Chappelle-Nadal began last week with a ferocious social-media blitz, calling on local residents to organize and demand more immediate cleanup of the site, which houses radioactive waste dumped there from the Manhattan Project. Chappelle-Nadal as well as her supporters say the sites where the waste was dumped are not safe for people.

“DEAR ST. LOUIS: At this time, it looks like we can’t depend on the @EPA to help us w this aggressive #RadioactiveWaste. We’ll plan ourselves,” she tweeted just earlier today.
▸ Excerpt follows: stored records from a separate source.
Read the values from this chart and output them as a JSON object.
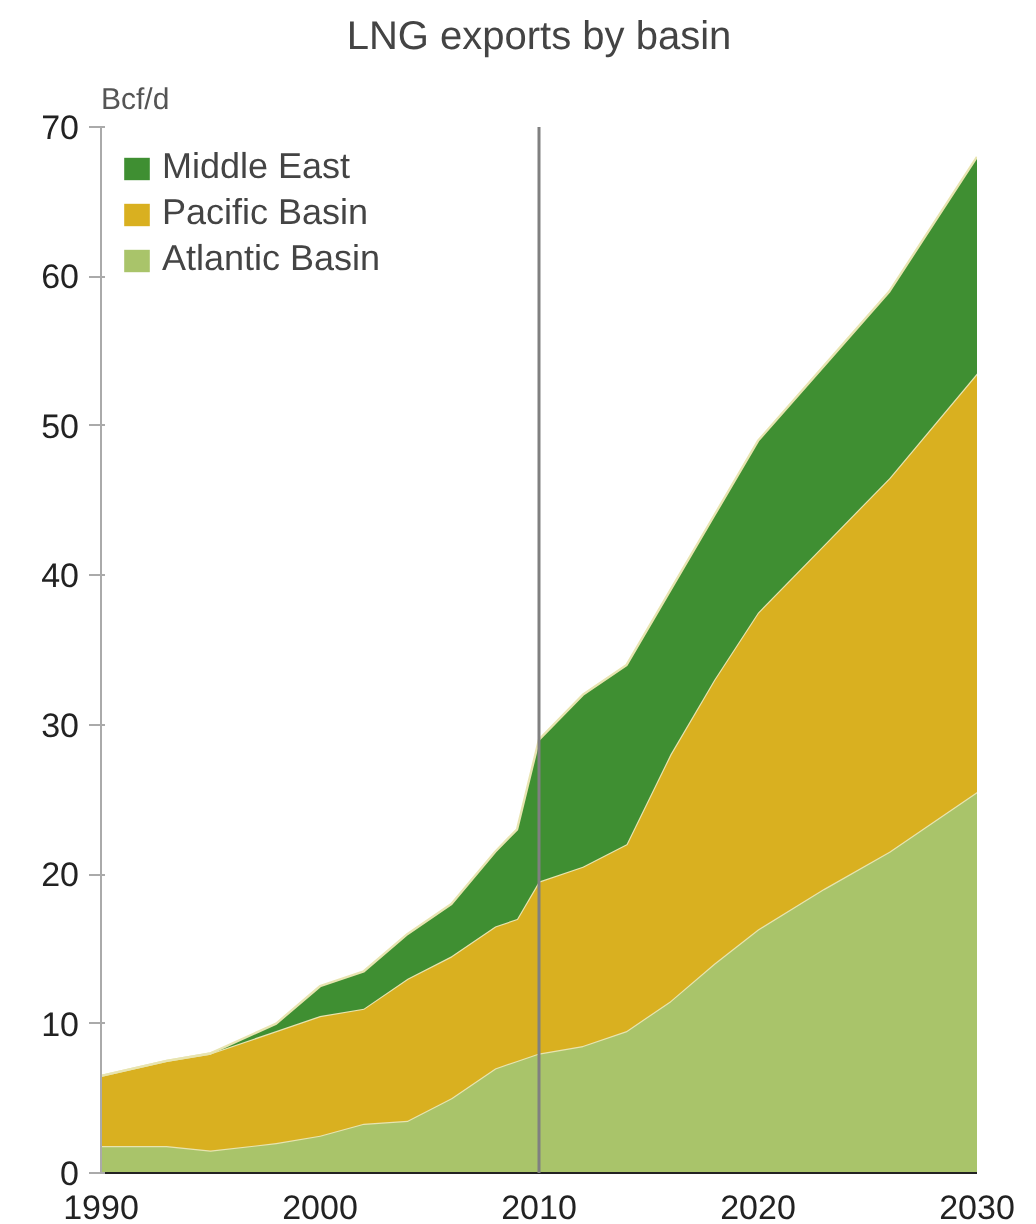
{
  "chart_data": {
    "type": "area",
    "stacked": true,
    "title": "LNG exports by basin",
    "ylabel": "Bcf/d",
    "x": [
      1990,
      1993,
      1995,
      1998,
      2000,
      2002,
      2004,
      2006,
      2008,
      2009,
      2010,
      2012,
      2014,
      2016,
      2018,
      2020,
      2023,
      2026,
      2030
    ],
    "series": [
      {
        "name": "Atlantic Basin",
        "color": "#a9c46a",
        "values": [
          1.8,
          1.8,
          1.5,
          2.0,
          2.5,
          3.3,
          3.5,
          5.0,
          7.0,
          7.5,
          8.0,
          8.5,
          9.5,
          11.5,
          14,
          16.3,
          19,
          21.5,
          25.5
        ]
      },
      {
        "name": "Pacific Basin",
        "color": "#d9b020",
        "values": [
          4.7,
          5.7,
          6.5,
          7.5,
          8.0,
          7.7,
          9.5,
          9.5,
          9.5,
          9.5,
          11.5,
          12,
          12.5,
          16.5,
          19,
          21.2,
          23,
          25,
          28
        ]
      },
      {
        "name": "Middle East",
        "color": "#3f8f32",
        "values": [
          0,
          0,
          0,
          0.5,
          2,
          2.5,
          3,
          3.5,
          5,
          6,
          9.5,
          11.5,
          12,
          11,
          11,
          11.5,
          12,
          12.5,
          14.5
        ]
      }
    ],
    "xlim": [
      1990,
      2030
    ],
    "xticks": [
      1990,
      2000,
      2010,
      2020,
      2030
    ],
    "ylim": [
      0,
      70
    ],
    "yticks": [
      0,
      10,
      20,
      30,
      40,
      50,
      60,
      70
    ],
    "ref_lines": [
      {
        "axis": "x",
        "value": 2010,
        "label": null,
        "color": "#808080"
      }
    ],
    "grid": false,
    "legend": "top left"
  }
}
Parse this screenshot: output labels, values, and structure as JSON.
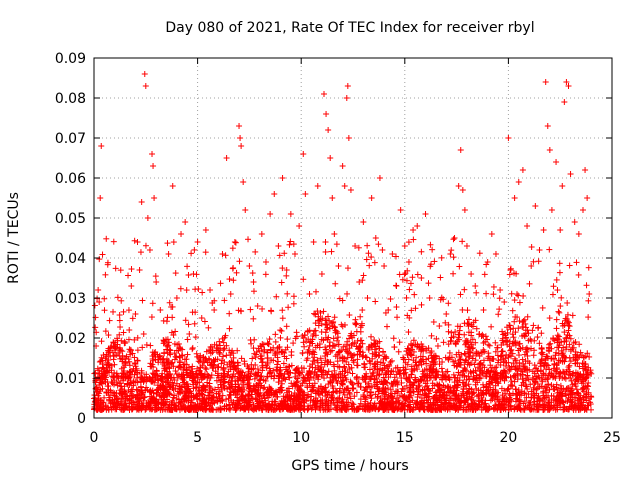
{
  "chart_data": {
    "type": "scatter",
    "title": "Day 080 of 2021, Rate Of TEC Index for receiver rbyl",
    "xlabel": "GPS time / hours",
    "ylabel": "ROTI / TECUs",
    "xlim": [
      0,
      25
    ],
    "ylim": [
      0,
      0.09
    ],
    "xticks": [
      0,
      5,
      10,
      15,
      20,
      25
    ],
    "xtick_labels": [
      "0",
      "5",
      "10",
      "15",
      "20",
      "25"
    ],
    "yticks": [
      0,
      0.01,
      0.02,
      0.03,
      0.04,
      0.05,
      0.06,
      0.07,
      0.08,
      0.09
    ],
    "ytick_labels": [
      "0",
      "0.01",
      "0.02",
      "0.03",
      "0.04",
      "0.05",
      "0.06",
      "0.07",
      "0.08",
      "0.09"
    ],
    "grid": true,
    "marker": "+",
    "color": "#ff0000",
    "series": [
      {
        "name": "ROTI",
        "points": [
          [
            0.05,
            0.005
          ],
          [
            0.1,
            0.018
          ],
          [
            0.2,
            0.032
          ],
          [
            0.25,
            0.029
          ],
          [
            0.35,
            0.068
          ],
          [
            0.3,
            0.055
          ],
          [
            0.5,
            0.012
          ],
          [
            0.7,
            0.008
          ],
          [
            0.9,
            0.004
          ],
          [
            1.1,
            0.009
          ],
          [
            1.3,
            0.006
          ],
          [
            1.5,
            0.015
          ],
          [
            1.7,
            0.022
          ],
          [
            1.8,
            0.033
          ],
          [
            2.0,
            0.026
          ],
          [
            2.1,
            0.044
          ],
          [
            2.2,
            0.037
          ],
          [
            2.3,
            0.054
          ],
          [
            2.4,
            0.021
          ],
          [
            2.45,
            0.086
          ],
          [
            2.5,
            0.083
          ],
          [
            2.6,
            0.05
          ],
          [
            2.7,
            0.042
          ],
          [
            2.8,
            0.066
          ],
          [
            2.85,
            0.063
          ],
          [
            2.9,
            0.055
          ],
          [
            3.0,
            0.034
          ],
          [
            3.2,
            0.027
          ],
          [
            3.4,
            0.019
          ],
          [
            3.6,
            0.041
          ],
          [
            3.8,
            0.058
          ],
          [
            4.0,
            0.03
          ],
          [
            4.2,
            0.046
          ],
          [
            4.4,
            0.049
          ],
          [
            4.6,
            0.021
          ],
          [
            4.8,
            0.036
          ],
          [
            5.0,
            0.044
          ],
          [
            5.2,
            0.025
          ],
          [
            5.4,
            0.047
          ],
          [
            5.6,
            0.032
          ],
          [
            5.8,
            0.027
          ],
          [
            6.0,
            0.017
          ],
          [
            6.2,
            0.041
          ],
          [
            6.4,
            0.065
          ],
          [
            6.6,
            0.031
          ],
          [
            6.8,
            0.044
          ],
          [
            7.0,
            0.073
          ],
          [
            7.05,
            0.07
          ],
          [
            7.1,
            0.068
          ],
          [
            7.2,
            0.059
          ],
          [
            7.3,
            0.052
          ],
          [
            7.5,
            0.038
          ],
          [
            7.7,
            0.034
          ],
          [
            7.9,
            0.028
          ],
          [
            8.1,
            0.046
          ],
          [
            8.3,
            0.039
          ],
          [
            8.5,
            0.051
          ],
          [
            8.7,
            0.056
          ],
          [
            8.9,
            0.043
          ],
          [
            9.1,
            0.06
          ],
          [
            9.3,
            0.037
          ],
          [
            9.5,
            0.051
          ],
          [
            9.7,
            0.041
          ],
          [
            9.9,
            0.048
          ],
          [
            10.1,
            0.066
          ],
          [
            10.2,
            0.056
          ],
          [
            10.4,
            0.031
          ],
          [
            10.6,
            0.044
          ],
          [
            10.8,
            0.058
          ],
          [
            11.0,
            0.036
          ],
          [
            11.1,
            0.081
          ],
          [
            11.2,
            0.076
          ],
          [
            11.3,
            0.072
          ],
          [
            11.4,
            0.065
          ],
          [
            11.5,
            0.055
          ],
          [
            11.6,
            0.046
          ],
          [
            11.8,
            0.038
          ],
          [
            12.0,
            0.063
          ],
          [
            12.1,
            0.058
          ],
          [
            12.2,
            0.08
          ],
          [
            12.25,
            0.083
          ],
          [
            12.3,
            0.07
          ],
          [
            12.4,
            0.057
          ],
          [
            12.6,
            0.043
          ],
          [
            12.8,
            0.034
          ],
          [
            13.0,
            0.049
          ],
          [
            13.2,
            0.03
          ],
          [
            13.4,
            0.055
          ],
          [
            13.6,
            0.045
          ],
          [
            13.8,
            0.06
          ],
          [
            14.0,
            0.038
          ],
          [
            14.2,
            0.027
          ],
          [
            14.4,
            0.041
          ],
          [
            14.6,
            0.033
          ],
          [
            14.8,
            0.052
          ],
          [
            15.0,
            0.043
          ],
          [
            15.2,
            0.039
          ],
          [
            15.4,
            0.047
          ],
          [
            15.6,
            0.048
          ],
          [
            15.8,
            0.035
          ],
          [
            16.0,
            0.051
          ],
          [
            16.2,
            0.03
          ],
          [
            16.4,
            0.024
          ],
          [
            16.6,
            0.018
          ],
          [
            16.8,
            0.014
          ],
          [
            17.0,
            0.026
          ],
          [
            17.2,
            0.041
          ],
          [
            17.4,
            0.045
          ],
          [
            17.6,
            0.058
          ],
          [
            17.7,
            0.067
          ],
          [
            17.8,
            0.057
          ],
          [
            17.9,
            0.052
          ],
          [
            18.0,
            0.043
          ],
          [
            18.2,
            0.036
          ],
          [
            18.4,
            0.033
          ],
          [
            18.6,
            0.021
          ],
          [
            18.8,
            0.027
          ],
          [
            19.0,
            0.039
          ],
          [
            19.2,
            0.046
          ],
          [
            19.4,
            0.041
          ],
          [
            19.6,
            0.032
          ],
          [
            19.8,
            0.029
          ],
          [
            20.0,
            0.07
          ],
          [
            20.1,
            0.037
          ],
          [
            20.3,
            0.055
          ],
          [
            20.5,
            0.059
          ],
          [
            20.7,
            0.062
          ],
          [
            20.9,
            0.048
          ],
          [
            21.1,
            0.038
          ],
          [
            21.3,
            0.053
          ],
          [
            21.5,
            0.042
          ],
          [
            21.7,
            0.047
          ],
          [
            21.8,
            0.084
          ],
          [
            21.9,
            0.073
          ],
          [
            22.0,
            0.067
          ],
          [
            22.1,
            0.052
          ],
          [
            22.3,
            0.064
          ],
          [
            22.5,
            0.047
          ],
          [
            22.6,
            0.058
          ],
          [
            22.7,
            0.079
          ],
          [
            22.8,
            0.084
          ],
          [
            22.9,
            0.083
          ],
          [
            23.0,
            0.061
          ],
          [
            23.2,
            0.049
          ],
          [
            23.4,
            0.046
          ],
          [
            23.6,
            0.052
          ],
          [
            23.7,
            0.062
          ],
          [
            23.8,
            0.055
          ],
          [
            23.9,
            0.031
          ]
        ]
      }
    ],
    "background_cloud": {
      "description_note": "dense band of ROTI samples",
      "typical_range": [
        0.002,
        0.02
      ]
    }
  }
}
“Is there another state senator in America that has to wear a gas mask in two locations w/in a senate district for two separate reasons?” Chappelle mused on her social media. She also suggested that because most of the sites in question were in areas with large numbers of minorities, the issue was not being treated as seriously.

“I just figured it out. @SteveStenger is scared of Black young men more than moms, dads & children w CANCER. They deserve a #StateOfEmergency

She publicly noted that the St. Louis Rams practice site tested positive for radiation and says the St. Louis County Board of Elections offices were exposed as well, and called on St. Louis County Executive Steve Stenger to declare a State of Emergency for the locations. Stenger called the suggestion a “joke” and, along with the state’s Department of Natural Resources, says the sites are not dangerous for people.

Today, Chappelle-Nadal sent a letter to Stenger asking that his administration presents a plan for Board of Elections employees “that seeks to identify whether employees are suffering from a statistically significant increase in rare cancers and diseases, such as those found around Westlake Landfill and Coldwater Creek.”

“If the contamination is anything like what we are seeing at Westlake, then it is entirely possible that both Rocket Park and Deer Creek are contaminated as they are down the hill from the Sunnen Business Park,” Chappelle-Nadal said.